Yes, they sometimes had callers. People came from the village to buy eggs, or to order wood. Yes, he knew Stan Bolderow and Reg Osler – had known them all his life. But they’d always tormented him at school, so he didn’t seek their company. Yes, he knew by sight Mr Braithwaite from Fodderstone Green and Mr Goodwin from the Flintknappers Arms, and their wives to deliver wood to; but that was all.
‘Do you know any young women?’ asked Quantrill.
‘No,’ he said simply. Then he added with dignified reproach, as though his status were as much a calling as the priesthood, ‘I’m a bachelor.’
‘But you knew Sandra Websdell, didn’t you?’
Christopher’s eyelashes went on the blink again. Sandra was a relation, he said. That was different. He hesitated; then added, ‘She’s dead.’
‘Yes,’ said Quantrill. ‘But how did she die?’
‘I don’t know.’ A single large tear rolled out of one of Christopher’s pale blue eyes, broke against the first outcrop of stubble it encountered, and spread a patch of damp over his rough cheek. ‘We’re wholly upset about it, me and Pa.’
‘When did you last see Sandra, Mr Thorold?’
‘I don’t know.’ He wiped his cheek with the back of his fist, and picked up his chainsaw. ‘I can’t rightly say. Pa will t
ell you.’
‘Did you bring her here, three weeks ago? Did you keep her here, somewhere in the house or in one of your sheds?’

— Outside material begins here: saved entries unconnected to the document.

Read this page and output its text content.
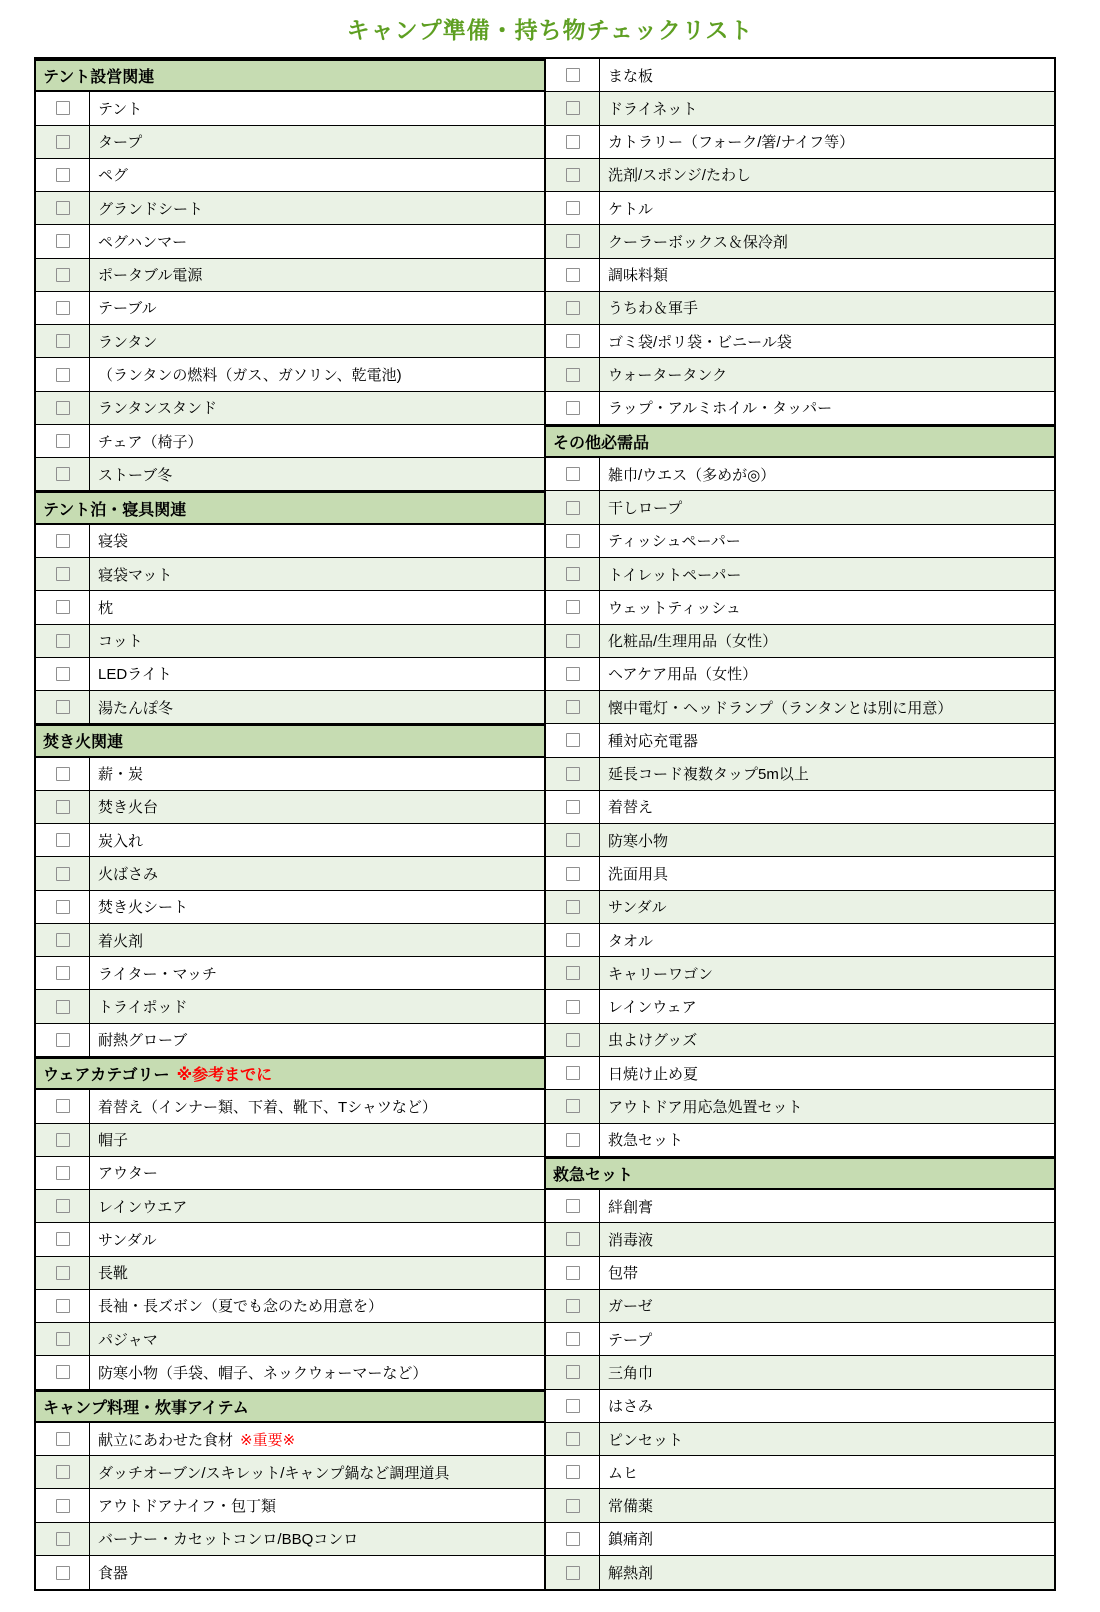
キャンプ準備・持ち物チェックリスト
テント設営関連
テント
タープ
ペグ
グランドシート
ペグハンマー
ポータブル電源
テーブル
ランタン
（ランタンの燃料（ガス、ガソリン、乾電池)
ランタンスタンド
チェア（椅子）
ストーブ冬
テント泊・寝具関連
寝袋
寝袋マット
枕
コット
LEDライト
湯たんぽ冬
焚き火関連
薪・炭
焚き火台
炭入れ
火ばさみ
焚き火シート
着火剤
ライター・マッチ
トライポッド
耐熱グローブ
ウェアカテゴリー ※参考までに
着替え（インナー類、下着、靴下、Tシャツなど）
帽子
アウター
レインウエア
サンダル
長靴
長袖・長ズボン（夏でも念のため用意を）
パジャマ
防寒小物（手袋、帽子、ネックウォーマーなど）
キャンプ料理・炊事アイテム
献立にあわせた食材 ※重要※
ダッチオーブン/スキレット/キャンプ鍋など調理道具
アウトドアナイフ・包丁類
バーナー・カセットコンロ/BBQコンロ
食器
まな板
ドライネット
カトラリー（フォーク/箸/ナイフ等）
洗剤/スポンジ/たわし
ケトル
クーラーボックス＆保冷剤
調味料類
うちわ＆軍手
ゴミ袋/ポリ袋・ビニール袋
ウォータータンク
ラップ・アルミホイル・タッパー
その他必需品
雑巾/ウエス（多めが◎）
干しロープ
ティッシュペーパー
トイレットペーパー
ウェットティッシュ
化粧品/生理用品（女性）
ヘアケア用品（女性）
懐中電灯・ヘッドランプ（ランタンとは別に用意）
種対応充電器
延長コード複数タップ5m以上
着替え
防寒小物
洗面用具
サンダル
タオル
キャリーワゴン
レインウェア
虫よけグッズ
日焼け止め夏
アウトドア用応急処置セット
救急セット
救急セット
絆創膏
消毒液
包帯
ガーゼ
テープ
三角巾
はさみ
ピンセット
ムヒ
常備薬
鎮痛剤
解熱剤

Christopher Thorold seemed not to hear the question. He had lifted his head, listening to something else. His eyes searched the apple trees that grew just beyond the woodyard, and suddenly he pointed, his solemn face alive with pleasure.
‘Look,’ he whispered hoarsely. ‘See there, on the trunk of that ol’Bramley? Hear it drumming for insects? That’s a lesser spotted woodpecker – see, red on its head, black an’white splodges on its back. They’re shy birds, you hardly ever see ’em. Wait’til I tell Pa!’

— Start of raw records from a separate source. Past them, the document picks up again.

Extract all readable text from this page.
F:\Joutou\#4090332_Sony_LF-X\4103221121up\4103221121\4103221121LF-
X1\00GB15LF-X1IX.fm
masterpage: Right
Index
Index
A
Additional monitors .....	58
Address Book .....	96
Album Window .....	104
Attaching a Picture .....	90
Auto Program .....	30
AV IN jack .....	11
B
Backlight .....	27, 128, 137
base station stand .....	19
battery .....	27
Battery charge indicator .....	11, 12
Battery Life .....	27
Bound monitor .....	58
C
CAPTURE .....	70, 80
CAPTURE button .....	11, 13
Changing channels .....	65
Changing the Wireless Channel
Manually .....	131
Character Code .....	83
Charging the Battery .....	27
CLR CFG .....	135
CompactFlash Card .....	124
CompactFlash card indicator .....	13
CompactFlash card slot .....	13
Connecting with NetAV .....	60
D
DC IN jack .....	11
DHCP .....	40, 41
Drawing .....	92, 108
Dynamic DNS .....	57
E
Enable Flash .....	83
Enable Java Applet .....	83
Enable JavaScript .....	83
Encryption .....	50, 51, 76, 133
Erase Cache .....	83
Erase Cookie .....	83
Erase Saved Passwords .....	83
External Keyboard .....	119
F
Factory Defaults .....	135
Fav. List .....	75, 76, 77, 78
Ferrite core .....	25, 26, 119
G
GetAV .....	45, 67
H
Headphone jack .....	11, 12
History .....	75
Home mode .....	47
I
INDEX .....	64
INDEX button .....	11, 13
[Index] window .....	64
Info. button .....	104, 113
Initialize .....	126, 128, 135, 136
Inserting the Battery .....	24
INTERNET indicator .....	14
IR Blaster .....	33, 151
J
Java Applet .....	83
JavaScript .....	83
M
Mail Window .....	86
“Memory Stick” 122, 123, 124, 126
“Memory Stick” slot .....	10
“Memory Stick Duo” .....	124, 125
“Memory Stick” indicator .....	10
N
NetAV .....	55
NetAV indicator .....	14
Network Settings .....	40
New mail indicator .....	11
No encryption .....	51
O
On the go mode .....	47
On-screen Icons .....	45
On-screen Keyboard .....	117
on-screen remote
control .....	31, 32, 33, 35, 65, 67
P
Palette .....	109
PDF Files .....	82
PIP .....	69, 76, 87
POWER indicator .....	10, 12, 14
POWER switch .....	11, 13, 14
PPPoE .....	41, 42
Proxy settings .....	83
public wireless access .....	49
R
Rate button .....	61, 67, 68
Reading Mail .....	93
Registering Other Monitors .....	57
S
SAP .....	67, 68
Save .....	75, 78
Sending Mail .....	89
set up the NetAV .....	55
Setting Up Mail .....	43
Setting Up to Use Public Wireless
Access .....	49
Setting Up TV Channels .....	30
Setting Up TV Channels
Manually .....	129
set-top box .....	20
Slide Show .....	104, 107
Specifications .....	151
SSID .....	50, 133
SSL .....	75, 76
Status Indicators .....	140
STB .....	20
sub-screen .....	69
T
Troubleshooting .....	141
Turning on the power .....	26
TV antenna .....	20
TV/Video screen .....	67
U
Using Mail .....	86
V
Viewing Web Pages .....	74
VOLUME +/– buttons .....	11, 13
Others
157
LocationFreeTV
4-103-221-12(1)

‘I asked you a question, Mr Thorold,’ said the Chief Inspector sharply. ‘Have you been keeping Sandra Websdell here?’
‘I heard you, Mister,’ said Christopher, his eyes still on the bird. ‘No, I haven’t. I couldn’t do a thing like that without Pa knowing, and he’ll tell you I haven’t. If only he could come out and see this woodpecker! Look, there it goes –’
Countryman that he was, Quantrill was no birdwatcher, either on or off duty. He snorted, and marched off to the house. But Hilary Lloyd, interested in the change that had come over Christopher Thorold as soon as he was on his own territory, lingered for another word with him.
‘I’ve never seen a woodpecker before,’ she said. ‘Thank you for showing it to me.’
Embarrassed again, Christopher hung his head and shuffled his heavy boots.
‘You’re very lucky to live in a place like this, on the edge of the forest,’ she went on. ‘All the birds, and the butterflies … I can understand why you spend all your spare time at home. You’ve got everything that you could want here, haven’t you?’